PAULUS (Planning Analysis of Urban Linkages within Urban Systems) is a web-based information system devoted to documenting the complexity of the decision making processes in a given planning context.

Actually, a urban planning process produces a huge amount of documents, which are often archived and may be made available to the public in ways which are difficult to access. Therefore there is often no readily-available description of when, how and why the corpus and the documentation of decision areas changed.

The purpose of PAULUS is to supply a web-based tool fitting the need to better describe the decision system and its evolution in time

Our view of the Urban Planning Process

The urban planning process often involves many actors (aka stakeholders: technical staff, politicians, land owners, pressure groups, etc.). Each stakeholder has its own view of how the urban context should change, and definitely there are pressures toward very different directions. By interacting each other, however, the stakeholders (perhaps with a technical support by their experts) eventually identify a set of decision areas for which a choice is needed. A decision area may be regarded as a simple question related to planning problems. Each problem may have a number of possible solutions (options).

This is half of the story, however, because the "process" is not synoptic, but instead it takes place in months, years or, even, it is deferred for future needs. During the process, the decision areas, options, actors, as well as the supporting documents are not immutable: they experience changes, often drastic, both in number and extent. Therefore the time axis is the other half of the story.

In order to pursue our goals, then, we are not simply called to categorize and record the actors, decision areas, options and documents entering into the urban planning process. We need also to trace how, when and why these objects evolve in time. We regard this as a main requirement to attain decision traceability: to us, an information system on the urban decision process must implement techniques to track a decision down the time axis.

Breaking the Continuum

Since time is (supposed to be) a continuum, there are no easy nor unique way to document such a dimension, according our view of the urban planning process. We opted to discretize it by assuming that we are only interested in the events triggering "public" changes to the corpus of the decision areas, options, actors and documents. We use a broad meaning of "event": it may, for example, be the outcome of a meeting among some of the actors, a new law issued, or a new actor entering into the process.

Technical details

The project is developed as a Java Enterprise Application using the Java ServerFaces (JSF), Facelets, Hibernate, and JBoss-seam technologies. It runs on a JBoss Application Server (AS) and adopts PostgreSQL as its database engine.

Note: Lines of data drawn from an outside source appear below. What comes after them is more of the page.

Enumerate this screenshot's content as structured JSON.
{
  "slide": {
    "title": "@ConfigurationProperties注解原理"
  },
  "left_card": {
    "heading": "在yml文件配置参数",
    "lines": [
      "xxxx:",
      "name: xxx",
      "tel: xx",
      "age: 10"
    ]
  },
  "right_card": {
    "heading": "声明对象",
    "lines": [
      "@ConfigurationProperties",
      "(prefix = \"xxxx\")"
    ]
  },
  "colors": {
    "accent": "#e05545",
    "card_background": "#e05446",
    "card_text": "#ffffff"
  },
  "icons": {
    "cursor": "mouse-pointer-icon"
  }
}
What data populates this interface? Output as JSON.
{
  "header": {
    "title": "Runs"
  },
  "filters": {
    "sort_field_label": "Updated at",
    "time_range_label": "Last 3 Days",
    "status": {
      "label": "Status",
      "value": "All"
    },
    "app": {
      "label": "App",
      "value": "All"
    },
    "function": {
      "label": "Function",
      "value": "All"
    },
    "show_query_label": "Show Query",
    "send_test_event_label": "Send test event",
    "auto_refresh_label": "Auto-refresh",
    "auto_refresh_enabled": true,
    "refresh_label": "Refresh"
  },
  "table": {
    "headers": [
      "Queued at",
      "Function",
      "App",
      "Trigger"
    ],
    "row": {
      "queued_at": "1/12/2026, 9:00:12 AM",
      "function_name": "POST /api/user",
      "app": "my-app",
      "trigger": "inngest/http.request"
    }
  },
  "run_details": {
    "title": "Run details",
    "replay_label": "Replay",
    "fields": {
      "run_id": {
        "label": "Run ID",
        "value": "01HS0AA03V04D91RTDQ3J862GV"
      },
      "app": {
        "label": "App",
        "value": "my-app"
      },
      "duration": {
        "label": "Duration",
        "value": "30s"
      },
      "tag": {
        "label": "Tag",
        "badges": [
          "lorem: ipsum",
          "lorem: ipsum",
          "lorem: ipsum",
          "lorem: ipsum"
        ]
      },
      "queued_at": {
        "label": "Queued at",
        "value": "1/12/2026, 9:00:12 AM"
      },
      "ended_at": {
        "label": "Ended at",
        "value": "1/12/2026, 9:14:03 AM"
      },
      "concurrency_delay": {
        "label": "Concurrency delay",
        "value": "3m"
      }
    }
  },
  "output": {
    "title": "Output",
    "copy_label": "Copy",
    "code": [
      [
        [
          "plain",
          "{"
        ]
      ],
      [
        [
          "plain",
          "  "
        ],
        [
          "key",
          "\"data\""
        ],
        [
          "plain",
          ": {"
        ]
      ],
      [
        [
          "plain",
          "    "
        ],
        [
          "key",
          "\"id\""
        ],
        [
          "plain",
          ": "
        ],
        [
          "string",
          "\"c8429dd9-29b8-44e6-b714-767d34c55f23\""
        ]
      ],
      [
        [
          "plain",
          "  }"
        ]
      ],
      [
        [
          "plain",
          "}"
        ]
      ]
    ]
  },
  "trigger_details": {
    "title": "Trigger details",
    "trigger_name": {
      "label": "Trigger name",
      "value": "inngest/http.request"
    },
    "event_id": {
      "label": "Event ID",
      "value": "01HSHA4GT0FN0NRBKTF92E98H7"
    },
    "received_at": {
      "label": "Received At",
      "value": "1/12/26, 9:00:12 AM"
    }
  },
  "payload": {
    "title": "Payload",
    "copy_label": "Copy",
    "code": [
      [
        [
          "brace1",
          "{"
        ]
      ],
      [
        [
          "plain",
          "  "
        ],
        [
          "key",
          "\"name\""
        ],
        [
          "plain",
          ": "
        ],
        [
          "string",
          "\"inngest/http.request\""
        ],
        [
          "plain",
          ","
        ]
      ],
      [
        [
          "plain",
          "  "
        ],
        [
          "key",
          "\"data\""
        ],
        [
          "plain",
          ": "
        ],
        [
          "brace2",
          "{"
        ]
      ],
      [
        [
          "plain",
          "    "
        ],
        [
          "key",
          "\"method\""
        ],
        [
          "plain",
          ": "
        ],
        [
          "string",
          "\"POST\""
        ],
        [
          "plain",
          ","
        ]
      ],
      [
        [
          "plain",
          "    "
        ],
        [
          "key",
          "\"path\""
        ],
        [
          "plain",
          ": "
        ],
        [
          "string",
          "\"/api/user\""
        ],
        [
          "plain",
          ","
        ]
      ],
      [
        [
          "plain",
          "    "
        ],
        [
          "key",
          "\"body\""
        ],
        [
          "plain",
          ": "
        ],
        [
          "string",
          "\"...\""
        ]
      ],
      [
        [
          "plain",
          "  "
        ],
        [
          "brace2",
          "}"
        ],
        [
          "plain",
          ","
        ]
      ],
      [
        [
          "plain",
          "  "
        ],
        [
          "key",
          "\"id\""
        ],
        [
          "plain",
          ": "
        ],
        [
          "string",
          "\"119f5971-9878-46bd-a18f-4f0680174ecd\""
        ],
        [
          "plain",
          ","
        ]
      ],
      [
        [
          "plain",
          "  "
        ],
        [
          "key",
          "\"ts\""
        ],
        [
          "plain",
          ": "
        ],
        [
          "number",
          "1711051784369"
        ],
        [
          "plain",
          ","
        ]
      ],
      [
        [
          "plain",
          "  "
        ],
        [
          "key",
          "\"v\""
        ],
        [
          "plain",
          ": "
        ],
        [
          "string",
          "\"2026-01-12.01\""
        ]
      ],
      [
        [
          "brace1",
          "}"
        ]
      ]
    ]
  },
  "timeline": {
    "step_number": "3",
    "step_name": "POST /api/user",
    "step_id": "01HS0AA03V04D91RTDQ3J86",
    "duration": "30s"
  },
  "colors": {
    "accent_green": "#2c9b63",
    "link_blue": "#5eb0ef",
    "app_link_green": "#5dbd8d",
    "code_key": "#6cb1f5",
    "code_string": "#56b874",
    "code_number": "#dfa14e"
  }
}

It is distributed under the GNU General Public License

Colophon

This project stems from a study of Paolo Scattoni from the DiPTU (Dipartimento interateneo per la Pianificazione Territoriale ed Urbana), "La Sapienza" University in Rome, Italy.

Proof of concept

We recently setup a proof-of-concept site running Paulus ver. 0.1.0 and hosting a sample case: the Structure Plan of Grosseto, which began in the late 2000 and was finally approved in May 31, 2006.

Since Paulus was not yet available at the age, the data supplied in this sample case have been gathered after the process end. Therefore, it may sometime be inaccurate and less effective than if gathering happened in-process, which is what Paulus is meant to.

Nevertheless, this sample case records 486 events over 56 decision areas. The total size of the on-line documents store is about 2GB.